One evening, after a particularly agonizing argument, Cynthia's boyfriend announced that he was leaving her. The next week he moved his things out of their home. He refused to answer her calls or to talk to her at work. Cynthia felt betrayed, abandoned. Despite their disagreements, she loved this man and clung to the hope that they would work out their differences. But he wasn't willing to try. Devastated, she mourned for months.
I knew that it was important for Cynthia to grieve. She was increasingly depressed, fixated on a reconciliation that seemed unlikely. Struggling with how to help her, I needed more information, and decided to turn to a remote viewing for guidance.

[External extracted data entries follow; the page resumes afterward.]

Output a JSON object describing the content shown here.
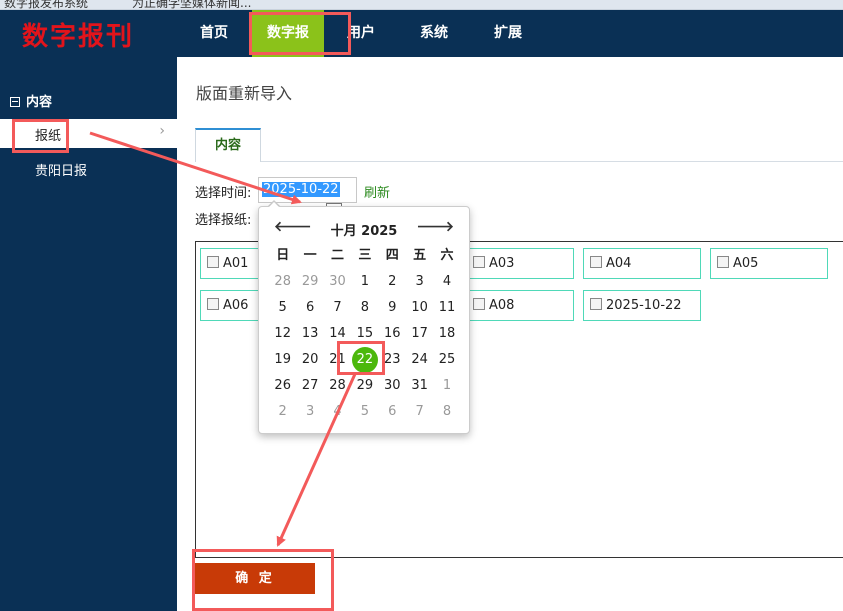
{
  "browser": {
    "tab1": "数字报发布系统",
    "tab2": "为正确学坚媒体新闻..."
  },
  "header": {
    "logo": "数字报刊",
    "nav": [
      "首页",
      "数字报",
      "用户",
      "系统",
      "扩展"
    ],
    "active_index": 1
  },
  "sidebar": {
    "section": "内容",
    "items": [
      "报纸",
      "贵阳日报"
    ],
    "chevron": "›"
  },
  "main": {
    "page_title": "版面重新导入",
    "tab": "内容",
    "date_label": "选择时间:",
    "date_value": "2025-10-22",
    "refresh": "刷新",
    "paper_label": "选择报纸:",
    "checkboxes": [
      "A01",
      "A03",
      "A04",
      "A05",
      "A06",
      "A08",
      "2025-10-22"
    ],
    "confirm": "确 定"
  },
  "calendar": {
    "title": "十月 2025",
    "prev": "🡐",
    "next": "🡒",
    "weekdays": [
      "日",
      "一",
      "二",
      "三",
      "四",
      "五",
      "六"
    ],
    "weeks": [
      [
        "28",
        "29",
        "30",
        "1",
        "2",
        "3",
        "4"
      ],
      [
        "5",
        "6",
        "7",
        "8",
        "9",
        "10",
        "11"
      ],
      [
        "12",
        "13",
        "14",
        "15",
        "16",
        "17",
        "18"
      ],
      [
        "19",
        "20",
        "21",
        "22",
        "23",
        "24",
        "25"
      ],
      [
        "26",
        "27",
        "28",
        "29",
        "30",
        "31",
        "1"
      ],
      [
        "2",
        "3",
        "4",
        "5",
        "6",
        "7",
        "8"
      ]
    ],
    "selected": "22"
  },
  "colors": {
    "header_bg": "#0a3055",
    "nav_active": "#8bc21a",
    "logo": "#e2141b",
    "button": "#c83a07",
    "selected_day": "#4cb80c",
    "annotation": "#f35a5a",
    "checkbox_border": "#4fd9b8"
  }
}
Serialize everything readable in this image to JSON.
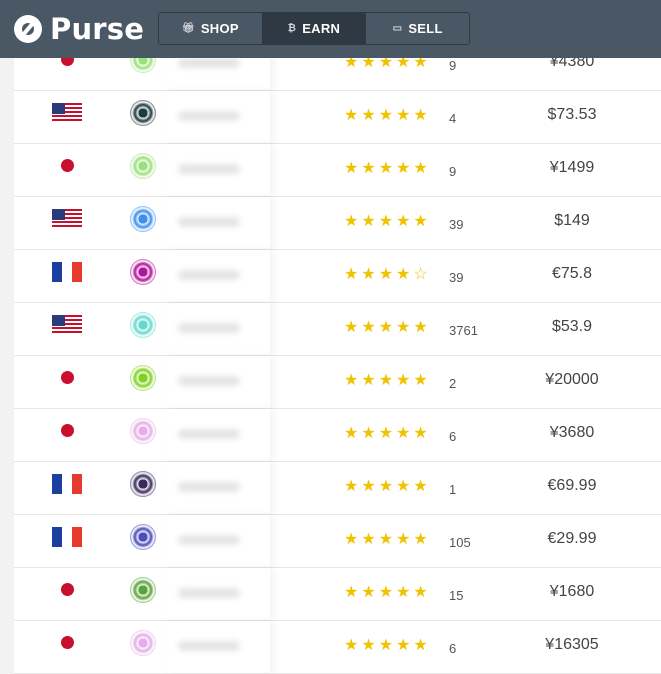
{
  "brand": {
    "name": "Purse"
  },
  "nav": {
    "tabs": [
      {
        "label": "SHOP",
        "icon": "gift-icon",
        "active": false
      },
      {
        "label": "EARN",
        "icon": "bitcoin-icon",
        "active": true
      },
      {
        "label": "SELL",
        "icon": "card-icon",
        "active": false
      }
    ]
  },
  "listings": [
    {
      "country": "jp",
      "rating": 5,
      "count": "9",
      "price": "¥4380",
      "avatar_color": "#9be07a"
    },
    {
      "country": "us",
      "rating": 5,
      "count": "4",
      "price": "$73.53",
      "avatar_color": "#1e3b3f"
    },
    {
      "country": "jp",
      "rating": 5,
      "count": "9",
      "price": "¥1499",
      "avatar_color": "#9be07a"
    },
    {
      "country": "us",
      "rating": 5,
      "count": "39",
      "price": "$149",
      "avatar_color": "#3d8ff0"
    },
    {
      "country": "fr",
      "rating": 4.5,
      "count": "39",
      "price": "€75.8",
      "avatar_color": "#b0149a"
    },
    {
      "country": "us",
      "rating": 5,
      "count": "3761",
      "price": "$53.9",
      "avatar_color": "#66d9cf"
    },
    {
      "country": "jp",
      "rating": 5,
      "count": "2",
      "price": "¥20000",
      "avatar_color": "#7ed321"
    },
    {
      "country": "jp",
      "rating": 5,
      "count": "6",
      "price": "¥3680",
      "avatar_color": "#e3aee9"
    },
    {
      "country": "fr",
      "rating": 5,
      "count": "1",
      "price": "€69.99",
      "avatar_color": "#3a2a5c"
    },
    {
      "country": "fr",
      "rating": 5,
      "count": "105",
      "price": "€29.99",
      "avatar_color": "#4b4db8"
    },
    {
      "country": "jp",
      "rating": 5,
      "count": "15",
      "price": "¥1680",
      "avatar_color": "#5aa33a"
    },
    {
      "country": "jp",
      "rating": 5,
      "count": "6",
      "price": "¥16305",
      "avatar_color": "#e3aee9"
    }
  ]
}
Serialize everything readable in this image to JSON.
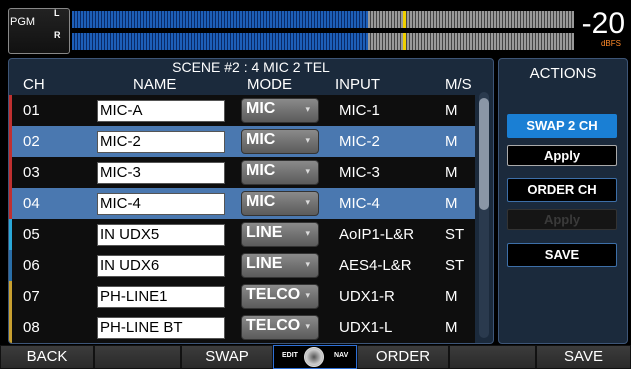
{
  "meter": {
    "label": "PGM",
    "left_channel": "L",
    "right_channel": "R",
    "level_value": "-20",
    "level_unit": "dBFS",
    "left_level_fraction": 0.59,
    "right_level_fraction": 0.59,
    "peak_fraction": 0.66,
    "colors": {
      "level": "#1d5fb8",
      "inactive": "#9a9a9a",
      "peak": "#f0d000",
      "unit": "#ff8a2a"
    }
  },
  "table": {
    "scene_title": "SCENE #2 : 4 MIC 2 TEL",
    "headers": {
      "ch": "CH",
      "name": "NAME",
      "mode": "MODE",
      "input": "INPUT",
      "ms": "M/S"
    },
    "rows": [
      {
        "ch": "01",
        "name": "MIC-A",
        "mode": "MIC",
        "input": "MIC-1",
        "ms": "M",
        "selected": false,
        "accent": "#c03030"
      },
      {
        "ch": "02",
        "name": "MIC-2",
        "mode": "MIC",
        "input": "MIC-2",
        "ms": "M",
        "selected": true,
        "accent": "#c03030"
      },
      {
        "ch": "03",
        "name": "MIC-3",
        "mode": "MIC",
        "input": "MIC-3",
        "ms": "M",
        "selected": false,
        "accent": "#c03030"
      },
      {
        "ch": "04",
        "name": "MIC-4",
        "mode": "MIC",
        "input": "MIC-4",
        "ms": "M",
        "selected": true,
        "accent": "#c03030"
      },
      {
        "ch": "05",
        "name": "IN UDX5",
        "mode": "LINE",
        "input": "AoIP1-L&R",
        "ms": "ST",
        "selected": false,
        "accent": "#2aa8d8"
      },
      {
        "ch": "06",
        "name": "IN UDX6",
        "mode": "LINE",
        "input": "AES4-L&R",
        "ms": "ST",
        "selected": false,
        "accent": "#2a6fa8"
      },
      {
        "ch": "07",
        "name": "PH-LINE1",
        "mode": "TELCO",
        "input": "UDX1-R",
        "ms": "M",
        "selected": false,
        "accent": "#c8a030"
      },
      {
        "ch": "08",
        "name": "PH-LINE BT",
        "mode": "TELCO",
        "input": "UDX1-L",
        "ms": "M",
        "selected": false,
        "accent": "#c8a030"
      }
    ],
    "dropdown_icon": "chevron-down-icon"
  },
  "actions": {
    "title": "ACTIONS",
    "swap_label": "SWAP 2 CH",
    "apply_swap_label": "Apply",
    "order_label": "ORDER CH",
    "apply_order_label": "Apply",
    "save_label": "SAVE"
  },
  "footer": {
    "back": "BACK",
    "swap": "SWAP",
    "knob_edit": "EDIT",
    "knob_nav": "NAV",
    "order": "ORDER",
    "save": "SAVE"
  }
}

Sitting in front of my altar at home, I went into meditation, focusing on Cynthia's name. After a few minutes, a distinct image of her boyfriend came to me. (I had met him once when he came in for a couple's session with Cynthia.) He appeared happy, his arm around the shoulders of another woman. They seemed very much in love. And the woman was pregnant!
I took a second look, wondering if somehow I'd gotten my wires crossed. Cynthia's boyfriend in another relationship with a baby on the way? My critical mind wanted to explain away what I was seeing. But I stopped myself from overanalyzing the image, not wanting to break concentration, trying to remain neutral. I kept waiting for the image to fade, to change form, or to explain itself better. But it held strong—sharp, clear, unmistakable.
In meditation, eyes closed, as I watched the image hovering before me, I realized that Cynthia's boyfriend sincerely wanted me to understand his situation so I could assist Cynthia. Contrary to my expectations, which derived in part from Cynthia's stories about him, he exuded no malice, was filled with goodwill for her. Such love was a tip-off of the image's authenticity. Yet his stand was also firm, conveying, “This is my life now; nothing is going to change.”
I had to trust the message and let it shape the course of Cynthia's therapy. Following the remote viewing, I could no longer convey the possibility that they might get back together. However, although Cynthia believed in the psychic and knew I utilized it in my work, I decided not to share the impression at this point. The timing wasn't right. She was despondent, vulnerable; such knowledge would have been hurtful and without benefit.